C'est nécessairement hors contexte puisque je glane la citation qui suit d'une correspondance entre
André Major et
Pierre Vadeboncoeur. Ces deux grands écrivains québécois échangeaient dans le sillage de la parution à venir de
Indépendances (L'Hexagone/Parti Pris, 1972) de Vadeboncoeur, un essai que j'avais commandé au libraire à sa parution; j'étais alors étudiant au CEGEP, je ne sais trop quelles antennes brûlantes de mes 19 ans m'avaient attiré chez Vadeboncoeur, mais je me souviens avoir dévoré ce livre en une nuit! C'est un livre traversé par l'inquiétude d'un père à l'égard de ses enfants et de ces milliers de jeunes faisant partie de ma génération, mais je ne voyais rien de cela à l'époque. Je ressentais seulement une parole profonde, actuelle, en connivence qui éclairait ma propre contestation, et la soif virulente de s'exprimer par la poésie.
J'aime en elle-même pour retrouver l'ambiance de ces années 1970 la perception entre les lignes de Major à propos justement du jeu de la poésie qu'il voit à l'oeuvre, pour sa part, dans les réserves argumentatives de Vadeboncoeur. Ayant sans doute eu accès au manuscrit, en décembre 1972, il écrit ceci à son ami : « J'ai hâte de voir Indépendances dans son habit de soirée. C'est, je le répète, une façon très neuve de faire éclater la pensée classique, logique et par conséquent étroite. Et seule la poésie détruit le cercle étouffant de tout systématisme, peut-être parce qu'elle est, en soi, une vision intégrale et inassimilable. »

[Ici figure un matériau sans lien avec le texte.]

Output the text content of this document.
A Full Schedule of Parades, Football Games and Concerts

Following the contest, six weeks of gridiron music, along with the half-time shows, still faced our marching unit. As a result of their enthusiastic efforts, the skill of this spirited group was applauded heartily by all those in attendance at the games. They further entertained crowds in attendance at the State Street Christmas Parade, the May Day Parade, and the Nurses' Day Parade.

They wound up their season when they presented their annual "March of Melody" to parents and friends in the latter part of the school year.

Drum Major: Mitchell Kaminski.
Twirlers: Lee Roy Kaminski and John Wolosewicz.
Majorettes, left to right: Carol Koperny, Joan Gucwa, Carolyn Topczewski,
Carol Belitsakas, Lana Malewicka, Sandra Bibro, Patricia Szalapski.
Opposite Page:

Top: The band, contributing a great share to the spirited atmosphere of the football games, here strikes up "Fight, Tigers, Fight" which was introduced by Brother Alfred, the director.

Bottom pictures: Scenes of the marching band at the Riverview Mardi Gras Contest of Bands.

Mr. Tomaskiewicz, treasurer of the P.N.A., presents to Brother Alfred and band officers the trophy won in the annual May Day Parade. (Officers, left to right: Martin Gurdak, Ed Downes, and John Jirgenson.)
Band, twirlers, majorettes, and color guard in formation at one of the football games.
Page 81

— André Major, Pierre Vadeboncoeur, Nous retrouver à mi-chemin, correspondance (1972-2005) et autres textes, coll. Papiers collés, Boréal, 2016, p. 39.
Une analyse des essais de Vadeboncoeur par
Daniel Tanguay en 2003 signale le trop-plein d'idéalisme à l'égard de la folle jeunesse d'hier. Peu importe, il n'y a pas seulement eu tapage et dérives — je pense entre mille exemples aux extraits documentés des interventions diverses de la « contre-culture » au Québec par les frères Jean et Serge Gagné,
Une semaine dans la vie de camarades,
production Cocagne (Les Productions 89), 2016.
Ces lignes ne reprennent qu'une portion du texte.